New decision on the indirect protection of the right of occupation of tenants of non-residential premises in the field of real estate law
In March 2022, the Court of Cassation delivered a judgment in case no. T 459-21 relating to the formal conditions established in the interest of tenants of non-residential premises in the event of termination of rental contracts for non-residential premises . The landlord’s notice of termination contained no notice of the tenant’s right to bring the dispute before the Regional Rent and Leases Tribunal for mediation if the tenant did not agree to vacate the premises without compensation. The case concerned the question of whether the right of a tenant of non-residential premises to receive compensation would be considered null and void when the tenant left the premises without entering the dispute after having received a notice of termination containing defects in the shape.
The tenant rented the restaurant premises from the owner. The lessor has notified the termination of the rental agreement for the premises to be vacated at the end of the rental period. The act of termination did not contain any indication that the tenant had the right to appeal to the Regional Court of Rents and Leases if he did not agree to leave the premises without compensation. The tenant left the premises in accordance with the notice of termination without entering the dispute. A few months later, the tenant sued the landlord and claimed compensation of SEK 2.3 million for the damage caused by the termination. The landlord argued that the right to compensation had lapsed because the tenant had left the premises without bringing the dispute before the Regional Court of Rents and Leases.
Brief reminder of the formal conditions and the right to compensation
A notice of termination must contain the conditions the landlord requires to extend the tenancy or the reason the landlord is refusing an extension and a notice that the tenant of non-residential premises has the right to take the dispute to the Regional Rents Tribunal and rentals. within two months if the tenant does not agree to vacate the premises without compensation. If the lessor does not comply with these formalities, the notice of termination is not valid.
Occupancy protection is indirect in the case of rental of non-residential premises. This means that a tenant of non-residential premises is entitled to receive compensation for any damage caused by the obligation to leave the premises if the termination takes place without a legitimate reason. The tenant’s right to receive compensation expires if the landlord has issued a proper notice of termination and the tenant does not submit the dispute to the Regional Rent and Leases Tribunal within the prescribed period.
The judgment of the Supreme Court
The question before the Supreme Court was whether the right of a tenant of non-residential premises to receive compensation expires if the tenant fails to apply to the Regional Rent and Leases Tribunal and vacates the premises while the notice of termination has not been notified to the tenant that the dispute could be referred.

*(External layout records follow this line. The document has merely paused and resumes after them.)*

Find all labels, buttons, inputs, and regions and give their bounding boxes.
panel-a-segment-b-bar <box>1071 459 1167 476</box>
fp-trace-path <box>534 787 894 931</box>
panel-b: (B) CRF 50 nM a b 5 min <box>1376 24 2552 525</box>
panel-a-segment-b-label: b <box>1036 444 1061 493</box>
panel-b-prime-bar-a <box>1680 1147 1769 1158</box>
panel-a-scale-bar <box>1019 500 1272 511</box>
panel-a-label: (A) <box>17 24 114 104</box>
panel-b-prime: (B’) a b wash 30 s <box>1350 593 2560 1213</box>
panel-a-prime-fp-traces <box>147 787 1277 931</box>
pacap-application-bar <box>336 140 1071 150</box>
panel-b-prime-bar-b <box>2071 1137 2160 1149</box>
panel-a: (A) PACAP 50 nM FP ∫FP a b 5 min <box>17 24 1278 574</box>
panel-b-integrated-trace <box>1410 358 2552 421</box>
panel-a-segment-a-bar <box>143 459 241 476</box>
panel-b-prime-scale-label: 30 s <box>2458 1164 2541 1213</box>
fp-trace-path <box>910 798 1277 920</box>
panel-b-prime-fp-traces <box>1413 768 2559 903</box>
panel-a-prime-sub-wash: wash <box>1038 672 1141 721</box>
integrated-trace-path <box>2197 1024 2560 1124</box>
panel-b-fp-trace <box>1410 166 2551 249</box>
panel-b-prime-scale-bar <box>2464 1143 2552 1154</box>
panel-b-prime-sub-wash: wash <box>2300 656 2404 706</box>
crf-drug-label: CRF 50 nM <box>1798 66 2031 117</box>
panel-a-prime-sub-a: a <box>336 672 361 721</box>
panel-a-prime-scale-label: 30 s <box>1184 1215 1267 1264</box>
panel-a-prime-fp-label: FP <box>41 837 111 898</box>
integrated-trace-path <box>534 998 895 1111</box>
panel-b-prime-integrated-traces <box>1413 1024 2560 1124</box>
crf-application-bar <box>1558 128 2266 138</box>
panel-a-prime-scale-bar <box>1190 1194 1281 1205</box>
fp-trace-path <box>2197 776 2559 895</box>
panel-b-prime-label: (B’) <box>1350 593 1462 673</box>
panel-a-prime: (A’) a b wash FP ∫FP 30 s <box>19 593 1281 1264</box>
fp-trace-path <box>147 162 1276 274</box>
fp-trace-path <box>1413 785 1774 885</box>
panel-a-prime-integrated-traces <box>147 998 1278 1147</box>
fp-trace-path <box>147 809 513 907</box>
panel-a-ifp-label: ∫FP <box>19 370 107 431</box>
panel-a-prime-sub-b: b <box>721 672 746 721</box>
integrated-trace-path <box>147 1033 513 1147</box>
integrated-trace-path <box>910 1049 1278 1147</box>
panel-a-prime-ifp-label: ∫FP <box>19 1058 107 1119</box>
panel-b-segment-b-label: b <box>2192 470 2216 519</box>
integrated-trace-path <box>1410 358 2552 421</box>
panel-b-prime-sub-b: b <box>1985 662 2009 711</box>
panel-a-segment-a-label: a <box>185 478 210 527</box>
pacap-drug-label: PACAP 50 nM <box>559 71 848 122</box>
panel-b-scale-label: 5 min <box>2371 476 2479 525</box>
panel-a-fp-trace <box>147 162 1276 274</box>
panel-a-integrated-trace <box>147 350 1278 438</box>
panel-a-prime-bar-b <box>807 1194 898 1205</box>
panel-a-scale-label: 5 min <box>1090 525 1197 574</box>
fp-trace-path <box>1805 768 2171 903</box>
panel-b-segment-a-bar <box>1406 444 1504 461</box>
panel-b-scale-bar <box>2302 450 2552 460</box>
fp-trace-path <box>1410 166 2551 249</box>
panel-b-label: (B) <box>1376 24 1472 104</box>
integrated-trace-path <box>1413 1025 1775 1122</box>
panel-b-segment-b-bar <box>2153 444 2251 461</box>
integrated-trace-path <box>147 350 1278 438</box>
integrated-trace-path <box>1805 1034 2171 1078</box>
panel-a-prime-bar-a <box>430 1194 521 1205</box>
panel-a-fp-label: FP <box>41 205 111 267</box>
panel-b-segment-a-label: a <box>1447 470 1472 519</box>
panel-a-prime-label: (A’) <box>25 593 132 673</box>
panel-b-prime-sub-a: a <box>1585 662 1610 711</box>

The Court of Cassation first notes that, according to the wording of the legal provisions, in the event of notice of termination containing defects in form, the tenant has the right to remain in the premises since the notice of termination is not valid. In this case, the tenant does not need to enter the Regional Court of Rents and Rentals. The tenant can also choose to leave the premises despite the fact that the notice of termination is not valid. The tenant then decides in this case whether or not to assert the nullity and the lessor cannot subsequently remedy any defect.
The Supreme Court has already noted, in NJA [Nytt Juridiskt Arkiv – New Juridical Archive] 2008p. 85, that a notice of termination devoid of any notification concerning the referral to the Regional Court of Rents and Leases is not remedied either by the tenant of the non-residential premises seizing the dispute before the Regional Court of Rents and leases. The termination notice is also invalid in this case.
In total, according to the Court of Cassation, the lessor is not in a position to protect itself against a claim for compensation from the tenant of the non-residential premises by objecting that the tenant has not referred the dispute whereas the notice of termination of the failed lessor contain any notice to that effect. In this respect, the Supreme Court recalls a general principle of patrimonial law according to which the person who promulgates a decree, in this case a notice of termination, cannot invoke for his benefit the non-compliance with the formal conditions of the decree.
The answer of the Supreme Court to the question examined was therefore that the right of the tenant of non-residential premises to receive compensation continues to exist.
The formal requirements of a notice of termination of a rental agreement for non-residential premises have been considered by the Supreme Court on several occasions. Common to the existing case law is that the court stated that defects of form prescribed in the interest of tenants of non-residential premises cannot be relied upon by the lessor for his benefit, see, inter alia, NJA 1981 p. 675, NJA 1992 p. 829 and NJA 2008 p. 85.
The recent case reported by the Supreme Court confirms the fact that tenancy law offers extensive protection to tenants of non-residential premises. It reiterates once again the importance for an owner to comply with the formal requirements established so that a notice of termination is considered to be correctly drafted.
A notice of termination containing defects in form issued by a lessor is therefore not lifted either by the tenant seizing the Regional Court of Rents and Leases on his own initiative or, as in the judgment which concerns us, by the tenant complying with the notice of termination and leaving the premises. The possibility for the tenant to claim compensation within two years from the release of the premises by taking legal action remains in such a case.